Jakarta, Emiten.org - Indeks Harga Saham Gabungan (IHSG) membuka perdagangan Senin, 10 Agustus 2026 dengan penguatan. Berdasarkan data pembukaan, IHSG dibuka menguat 0,48% ke level 6.440,60, melanjutkan momentum positif setelah pada akhir pekan lalu indeks ditutup di level 6.409,65.
Pada sesi perdagangan berjalan, indeks sempat menyentuh level tertinggi 6.462,74 sebelum sedikit terkoreksi. Hingga pukul 10.39 WIB, IHSG berada di level 6.423,88 atau naik 0,22% setara +14,22 poin dibanding penutupan sebelumnya. Level terendah tercatat di 6.421,28.
Penguatan pagi ini turut diikuti oleh mayoritas indeks unggulan. LQ45 menguat 0,34% ke 642,45, IDX30 naik 0,33% ke 360,57, JII menguat 0,54% ke 389,51, dan KOMPAS100 naik 0,44% ke 848,54.
Data Tenaga Kerja AS Dorong Optimisme
Salah satu katalis utama penguatan kali ini datang dari Amerika Serikat. Data Non-Farm Payrolls (NFP) Juli 2026 menunjukkan berkurangnya sekitar 23.000 lapangan kerja, jauh di bawah ekspektasi pasar. Angka tersebut memperkuat pandangan bahwa The Fed tidak memiliki urgensi untuk kembali menaikkan suku bunga dalam waktu dekat.
Perubahan ekspektasi suku bunga ini berdampak langsung pada aliran dana ke aset berisiko. Indeks dolar AS bertahan di angka 99,6, mendekati level terendahnya sejak 2 Juni 2026. Pelemahan dolar umumnya menjadi angin segar bagi mata uang dan pasar saham negara berkembang, termasuk Indonesia. Kondisi tersebut diperkuat oleh harga emas yang masih bertahan kuat serta koreksi harga minyak yang meredakan tekanan inflasi.
Rupiah ikut menguat. Berdasarkan data Bloomberg pada pukul 09.05 WIB di pasar spot, rupiah dibuka menguat 87 poin (0,49%) ke level Rp17.810 per dolar AS, setelah pada Jumat (7/8/2026) ditutup melemah 34 poin ke Rp17.897 per dolar AS.
Pekan Wait and See Jelang Data Inflasi AS
Meski berawal positif, pergerakan IHSG pada pekan 10-14 Agustus 2026 diproyeksikan berada dalam fase wait and see. Equity Analyst PT Indo Premier Sekuritas, David Kurniawan, menyebut perhatian utama pelaku pasar tertuju pada rilis indikator inflasi kunci AS, yakni Consumer Price Index (CPI) dan Producer Price Index (PPI), serta data penjualan ritel.
"Rangkaian data ini menjadi krusial karena akan memberikan sinyal yang lebih terang mengenai arah kebijakan moneter The Fed selanjutnya, apakah tekanan inflasi sudah benar-benar mendingin untuk memberi ruang bagi pelonggaran suku bunga atau justru masih cukup tangguh untuk mempertahankan narasi suku bunga tinggi lebih lama," ujarnya.
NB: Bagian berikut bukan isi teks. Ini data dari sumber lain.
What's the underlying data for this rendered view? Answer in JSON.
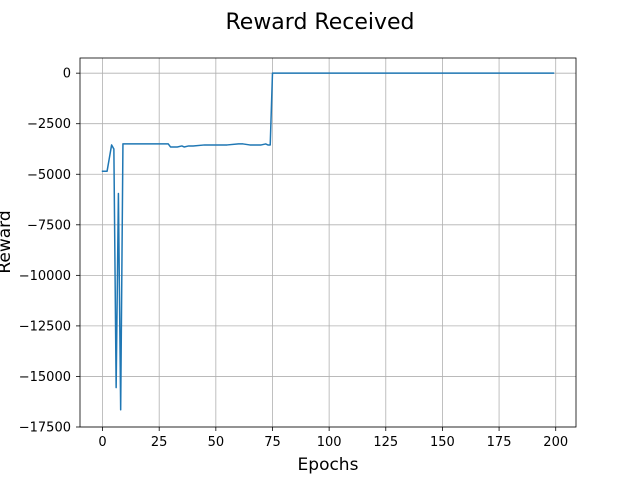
{
  "chart_data": {
    "type": "line",
    "title": "Reward Received",
    "xlabel": "Epochs",
    "ylabel": "Reward",
    "xlim": [
      -9.95,
      208.95
    ],
    "ylim": [
      -17500,
      750
    ],
    "grid": true,
    "legend": "none",
    "x_ticks": [
      0,
      25,
      50,
      75,
      100,
      125,
      150,
      175,
      200
    ],
    "y_ticks": [
      0,
      -2500,
      -5000,
      -7500,
      -10000,
      -12500,
      -15000,
      -17500
    ],
    "x_tick_labels": [
      "0",
      "25",
      "50",
      "75",
      "100",
      "125",
      "150",
      "175",
      "200"
    ],
    "y_tick_labels": [
      "0",
      "−2500",
      "−5000",
      "−7500",
      "−10000",
      "−12500",
      "−15000",
      "−17500"
    ],
    "series": [
      {
        "color": "#1f77b4",
        "x": [
          0,
          1,
          2,
          3,
          4,
          5,
          6,
          7,
          8,
          9,
          10,
          15,
          20,
          25,
          29,
          30,
          33,
          35,
          36,
          38,
          40,
          45,
          50,
          55,
          60,
          62,
          65,
          68,
          70,
          72,
          73,
          74,
          75,
          199
        ],
        "y": [
          -4850,
          -4850,
          -4850,
          -4200,
          -3550,
          -3750,
          -15550,
          -5950,
          -16650,
          -3500,
          -3500,
          -3500,
          -3500,
          -3500,
          -3500,
          -3650,
          -3650,
          -3600,
          -3650,
          -3600,
          -3600,
          -3550,
          -3550,
          -3550,
          -3500,
          -3500,
          -3550,
          -3550,
          -3550,
          -3500,
          -3550,
          -3550,
          0,
          0
        ]
      }
    ]
  }
}
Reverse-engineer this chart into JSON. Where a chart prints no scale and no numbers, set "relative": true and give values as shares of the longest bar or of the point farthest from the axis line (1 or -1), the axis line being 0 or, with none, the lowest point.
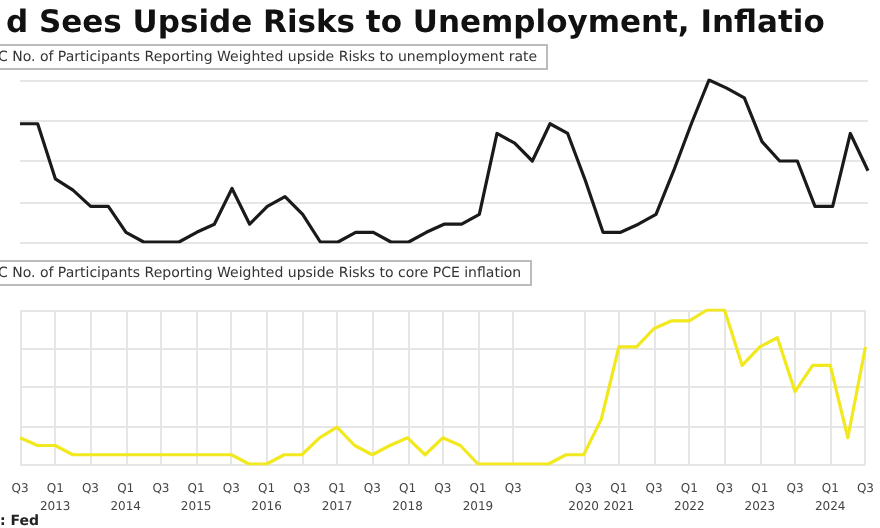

Dari dalam negeri, pelaku pasar juga akan mencermati Indeks Keyakinan Konsumen, data penjualan ritel, serta penjualan sepeda motor dan mobil. Selain itu, investor menantikan hasil rebalancing indeks MSCI yang dijadwalkan pada 12 Agustus 2026. Secara historis, periode menjelang rebalancing kerap memicu peningkatan volume transaksi pada saham-saham tertentu.
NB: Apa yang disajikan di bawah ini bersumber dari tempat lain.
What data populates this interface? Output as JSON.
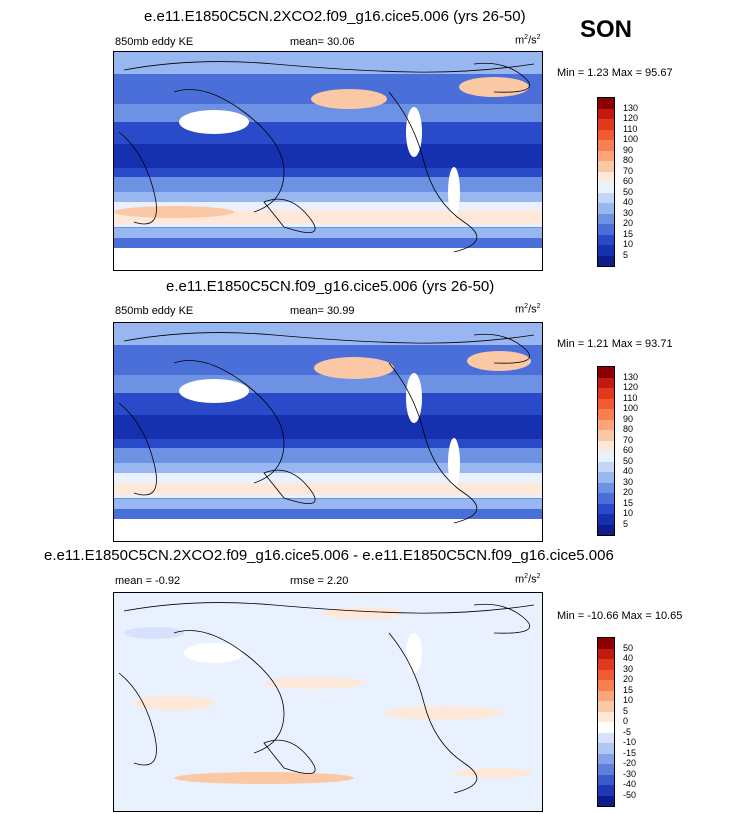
{
  "season": "SON",
  "units_base": "m",
  "units_exp1": "2",
  "units_mid": "/s",
  "units_exp2": "2",
  "panels": [
    {
      "title": "e.e11.E1850C5CN.2XCO2.f09_g16.cice5.006 (yrs 26-50)",
      "label": "850mb eddy KE",
      "mean": "mean=  30.06",
      "minmax": "Min =  1.23 Max =  95.67",
      "levels": [
        "130",
        "120",
        "110",
        "100",
        "90",
        "80",
        "70",
        "60",
        "50",
        "40",
        "30",
        "20",
        "15",
        "10",
        "5"
      ],
      "colors": [
        "#8b0000",
        "#c11a0f",
        "#e0391c",
        "#f25a33",
        "#f77f51",
        "#faa679",
        "#fbc8a6",
        "#fde8da",
        "#e9f1ff",
        "#c3d6f7",
        "#98b6ef",
        "#6e92e3",
        "#4a6fd8",
        "#2a4bc9",
        "#1631b0",
        "#0d1d8a"
      ]
    },
    {
      "title": "e.e11.E1850C5CN.f09_g16.cice5.006 (yrs 26-50)",
      "label": "850mb eddy KE",
      "mean": "mean=  30.99",
      "minmax": "Min =  1.21 Max =  93.71",
      "levels": [
        "130",
        "120",
        "110",
        "100",
        "90",
        "80",
        "70",
        "60",
        "50",
        "40",
        "30",
        "20",
        "15",
        "10",
        "5"
      ],
      "colors": [
        "#8b0000",
        "#c11a0f",
        "#e0391c",
        "#f25a33",
        "#f77f51",
        "#faa679",
        "#fbc8a6",
        "#fde8da",
        "#e9f1ff",
        "#c3d6f7",
        "#98b6ef",
        "#6e92e3",
        "#4a6fd8",
        "#2a4bc9",
        "#1631b0",
        "#0d1d8a"
      ]
    },
    {
      "title": "e.e11.E1850C5CN.2XCO2.f09_g16.cice5.006 - e.e11.E1850C5CN.f09_g16.cice5.006",
      "mean": "mean =  -0.92",
      "rmse": "rmse =   2.20",
      "minmax": "Min = -10.66 Max =  10.65",
      "levels": [
        "50",
        "40",
        "30",
        "20",
        "15",
        "10",
        "5",
        "0",
        "-5",
        "-10",
        "-15",
        "-20",
        "-30",
        "-40",
        "-50"
      ],
      "colors": [
        "#8b0000",
        "#c11a0f",
        "#e0391c",
        "#f25a33",
        "#f77f51",
        "#faa679",
        "#fbc8a6",
        "#fde8da",
        "#ffffff",
        "#d6e2fb",
        "#b0c6f3",
        "#86a3e8",
        "#5e7fdc",
        "#3a5bcd",
        "#1f38b3",
        "#0d1d8a"
      ]
    }
  ]
}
Pada pekan sebelumnya, IHSG mencatat penguatan sekitar 2,78% ke level 6.409 dengan kapitalisasi pasar yang kembali meningkat. Momentum ini menjadi modal penting bagi indeks untuk melanjutkan tren penguatan, meskipun tekanan dari ketidakpastian global tetap perlu diwaspadai.